The man who last month helped blow up a $1.6billion bid for Pacific Rubiales is now urging Latin America’s largest independent oil producer to expand amid the worst crude meltdown in decades.
Alejandro Betancourt, the 35-year-old Venezuelan who controls almost 20 percent of Pacific’s stock, says growth for the Colombia-based company hinges on its ability to tap new resources and markets in Mexico and Venezuela.
In the meantime, it needs to sell assets to survive.
Betancourt surprised analysts when he resisted a takeover by Alfa and Harbour Energy in June, leading them to abandon their bid.
Now, as he moves to expand his influence with Pacific, Betancourt is trying to put past questions about his business practices in Venezuela behind him, along with what he says has been a disruptive family feud.
The payoff could be big: a boost for Pacific, and a new role for Betancourt as a leading voice on energy in the region.
“Our long-term view is that Pacific needs to enter new markets to grow,” said Betancourt, who is among a small group of wealthy young Venezuelans who thrived while Hugo Chavez was president.
Betancourt’s comments come as both Venezuela and Mexico struggle with falling oil revenues.
In Venezuela, state-owned Petroleos de Venezuela, or PDVSA, is working with foreign partners to develop large reserves in the Orinoco belt. Mexico is bringing foreign investors to its oil sector for the first time in decades.
While Pacific declined to comment on Betancourt’s remarks, chief executive Ronald Pantin said his relationship with his biggest investors “is very good.” A day later, the company was renamed Pacific Exploration & Production Corp., which the company’s statement said reflected “a broader focus in Latin America.”
Whether that focus includes an expansion into Venezuela is an open question. Before being named Pacific’s chief, Pantin headed PDVSA’s service unit. He opposed the siphoning of oil revenue for social projects promoted by the late President Chavez, and left PDVSA in 2000.
“We try to focus on the macroeconomic fundamentals, and not be influenced by the political risk of our country,” Betancourt said during an interview at his penthouse offices overlooking Caracas’s financial district.
“We believe Venezuela has so much potential, so much room to grow, that there are clear rewards in bringing good oil people back into the country.”
The first step for Pacific may be more downsizing, according to Orlando Alvarado, a portfolio manager for O’Hara Administration, the Betancourt-owned company that gathered the leading stake in Pacific. If O’Hara’s stake reached 20%, it would have to tender a takeover bid, Pantin said.
Pacific’s credit score was lowered by Fitch Ratings after the failed takeover. The company has lost 84% of its value over the last 12 months.
While Pacific has already undertaken cost cuts, a further asset sale of oil transport infrastructure would “ensure the company’s survival in the current oil-price environment,” Alvarado said.

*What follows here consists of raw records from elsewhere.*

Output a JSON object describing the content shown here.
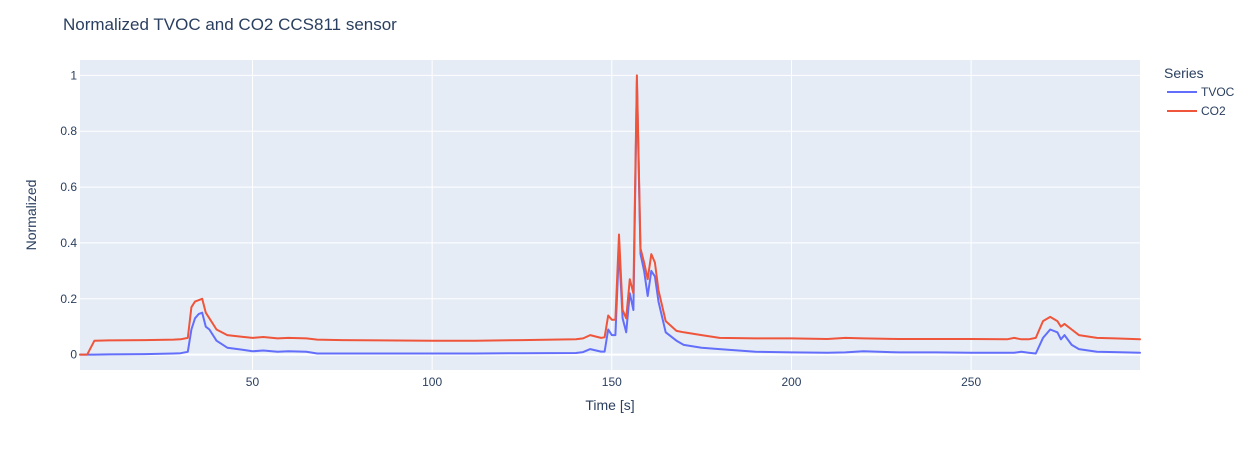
{
  "chart_data": {
    "type": "line",
    "title": "Normalized TVOC and CO2 CCS811 sensor",
    "xlabel": "Time [s]",
    "ylabel": "Normalized",
    "xlim": [
      2,
      297
    ],
    "ylim": [
      -0.055,
      1.055
    ],
    "xticks": [
      50,
      100,
      150,
      200,
      250
    ],
    "yticks": [
      0,
      0.2,
      0.4,
      0.6,
      0.8,
      1
    ],
    "ytick_labels": [
      "0",
      "0.2",
      "0.4",
      "0.6",
      "0.8",
      "1"
    ],
    "grid": true,
    "legend": {
      "title": "Series",
      "position": "top-right, outside plot"
    },
    "colors": {
      "plot_bg": "#e5ecf6",
      "grid": "#ffffff",
      "text": "#2a3f5f"
    },
    "series": [
      {
        "name": "TVOC",
        "color": "#636efa",
        "x": [
          2,
          4,
          6,
          10,
          20,
          28,
          30,
          32,
          33,
          34,
          35,
          36,
          37,
          38,
          40,
          43,
          47,
          50,
          53,
          57,
          60,
          65,
          68,
          75,
          100,
          112,
          125,
          140,
          142,
          144,
          147,
          148,
          149,
          150,
          151,
          152,
          153,
          154,
          155,
          156,
          157,
          158,
          159,
          160,
          161,
          162,
          163,
          165,
          168,
          170,
          175,
          180,
          190,
          200,
          210,
          215,
          220,
          230,
          240,
          250,
          260,
          262,
          264,
          266,
          268,
          270,
          272,
          274,
          275,
          276,
          278,
          280,
          285,
          290,
          297
        ],
        "y": [
          0.0,
          0.0,
          0.0,
          0.001,
          0.002,
          0.004,
          0.005,
          0.01,
          0.09,
          0.13,
          0.145,
          0.15,
          0.1,
          0.09,
          0.05,
          0.025,
          0.018,
          0.012,
          0.015,
          0.01,
          0.012,
          0.01,
          0.004,
          0.004,
          0.004,
          0.004,
          0.005,
          0.006,
          0.009,
          0.02,
          0.011,
          0.011,
          0.09,
          0.07,
          0.07,
          0.38,
          0.13,
          0.08,
          0.22,
          0.16,
          0.98,
          0.36,
          0.3,
          0.21,
          0.3,
          0.28,
          0.19,
          0.08,
          0.05,
          0.035,
          0.025,
          0.02,
          0.01,
          0.008,
          0.007,
          0.008,
          0.012,
          0.008,
          0.008,
          0.007,
          0.007,
          0.007,
          0.01,
          0.007,
          0.004,
          0.06,
          0.09,
          0.08,
          0.055,
          0.07,
          0.035,
          0.02,
          0.01,
          0.009,
          0.007
        ]
      },
      {
        "name": "CO2",
        "color": "#ef553b",
        "x": [
          2,
          4,
          6,
          10,
          20,
          28,
          30,
          32,
          33,
          34,
          35,
          36,
          37,
          38,
          40,
          43,
          47,
          50,
          53,
          57,
          60,
          65,
          68,
          75,
          100,
          112,
          125,
          140,
          142,
          144,
          147,
          148,
          149,
          150,
          151,
          152,
          153,
          154,
          155,
          156,
          157,
          158,
          159,
          160,
          161,
          162,
          163,
          165,
          168,
          170,
          175,
          180,
          190,
          200,
          210,
          215,
          220,
          230,
          240,
          250,
          260,
          262,
          264,
          266,
          268,
          270,
          272,
          274,
          275,
          276,
          278,
          280,
          285,
          290,
          297
        ],
        "y": [
          0.0,
          0.0,
          0.05,
          0.051,
          0.052,
          0.054,
          0.055,
          0.06,
          0.17,
          0.19,
          0.195,
          0.2,
          0.15,
          0.13,
          0.09,
          0.07,
          0.064,
          0.06,
          0.063,
          0.058,
          0.06,
          0.058,
          0.054,
          0.052,
          0.05,
          0.05,
          0.052,
          0.055,
          0.058,
          0.07,
          0.06,
          0.062,
          0.14,
          0.125,
          0.125,
          0.43,
          0.16,
          0.13,
          0.27,
          0.22,
          1.0,
          0.38,
          0.33,
          0.27,
          0.36,
          0.33,
          0.23,
          0.12,
          0.085,
          0.08,
          0.07,
          0.06,
          0.058,
          0.058,
          0.056,
          0.06,
          0.058,
          0.056,
          0.056,
          0.056,
          0.055,
          0.06,
          0.055,
          0.055,
          0.06,
          0.12,
          0.135,
          0.12,
          0.1,
          0.11,
          0.09,
          0.07,
          0.06,
          0.058,
          0.055
        ]
      }
    ]
  }
}
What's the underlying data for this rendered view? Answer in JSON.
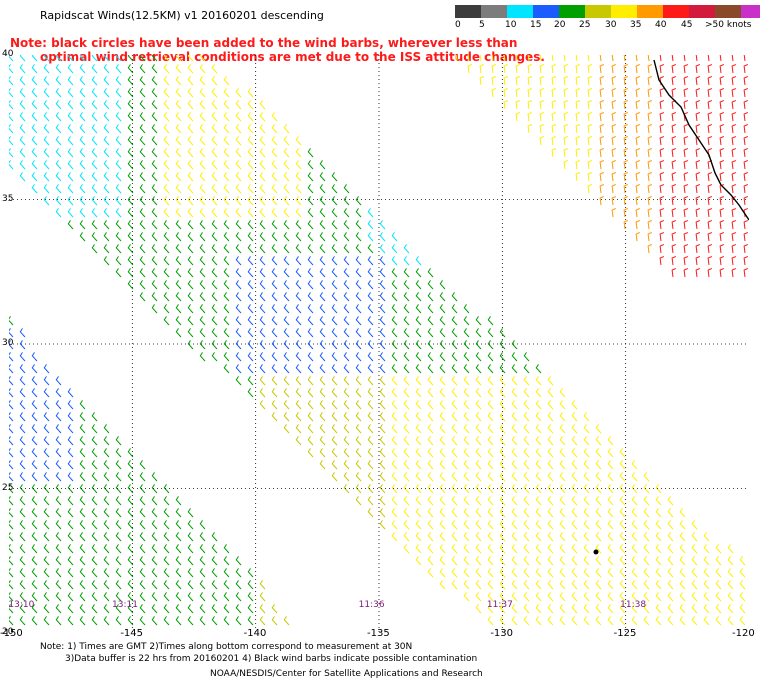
{
  "title": "Rapidscat Winds(12.5KM) v1 20160201 descending",
  "note_line1": "Note: black circles have been added to the wind barbs, wherever less than",
  "note_line2": "optimal wind retrieval conditions are met due to the ISS attitude changes.",
  "colorbar": {
    "colors": [
      "#3c3c3c",
      "#7c7c7c",
      "#00e5ff",
      "#1a5cff",
      "#00a000",
      "#c8c800",
      "#ffee00",
      "#ff9a00",
      "#ff1a1a",
      "#d21a3c",
      "#8a4a2a",
      "#c830c8",
      "#6a00b0"
    ],
    "labels": [
      "0",
      "5",
      "10",
      "15",
      "20",
      "25",
      "30",
      "35",
      "40",
      "45",
      ">50 knots"
    ]
  },
  "map": {
    "lon_min": -150,
    "lon_max": -120,
    "lat_min": 20,
    "lat_max": 40,
    "lat_labels": [
      "40",
      "35",
      "30",
      "25",
      "20"
    ],
    "lon_labels": [
      "-150",
      "-145",
      "-140",
      "-135",
      "-130",
      "-125",
      "-120"
    ],
    "time_labels": [
      {
        "lon": -149.7,
        "text": "13:10"
      },
      {
        "lon": -145.5,
        "text": "13:11"
      },
      {
        "lon": -135.5,
        "text": "11:36"
      },
      {
        "lon": -130.3,
        "text": "11:37"
      },
      {
        "lon": -124.9,
        "text": "11:38"
      }
    ]
  },
  "footer": {
    "line1": "Note: 1) Times are GMT 2)Times along bottom correspond to measurement at 30N",
    "line2": "3)Data buffer is 22 hrs from 20160201 4) Black wind barbs indicate possible contamination",
    "line3": "NOAA/NESDIS/Center for Satellite Applications and Research"
  }
}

In Venezuela, Betancourt is best known for his work with Derwick Associates, a power-plant construction company he founded with a cousin that’s done business with the Chavez government and U.S. equipment supplier ProEnergy Services.

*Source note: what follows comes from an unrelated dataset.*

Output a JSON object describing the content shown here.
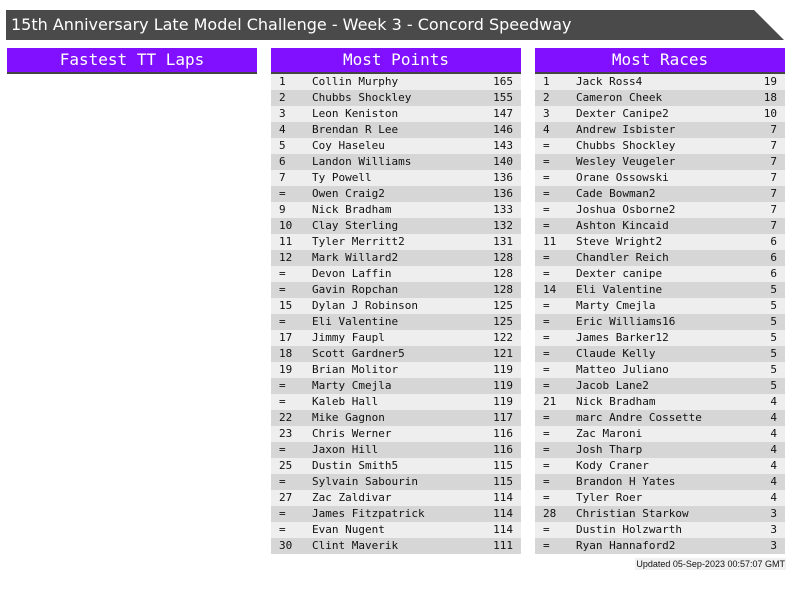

As Betancourt spoke at a separate interview in Caracas, he drew a family tree on a piece of paper. Historically, his family has been highly influential in Venezuela, with a former president, governors, congressmen, generals and cattle barons represented. Now, Betancourt said, it’s a family divided over his business dealings with Chavez’s government.
On his sketch, he draws squares around family members who support him, and circles names of those that don’t. When he’s done, about a third of the sprawling clan are circled. While no relatives were directly involved in the lawsuits against him, Betancourt said the family rift may have spurred them.
“We got a phone call in 2010 from certain relatives who weren’t happy,” he said. “They told us that if we don’t stop they would seek to destroy us.
I said, ‘OK, bring it on.’”
Betancourt denies the company has done anything wrong. His financial success, he said, was achieved through an aggressive gamble on energy just when the country needed help the most, not because of any political connections.
“We were nimble, fast,” he said, adding that Derwick accepted all government conditions for the work. “We wouldn’t ask for a down payment; we took the risk.”
Now, he is looking at new opportunities with his support of Pacific. “We have taken similar risks many times before,” he said. “And we will continue to do it.”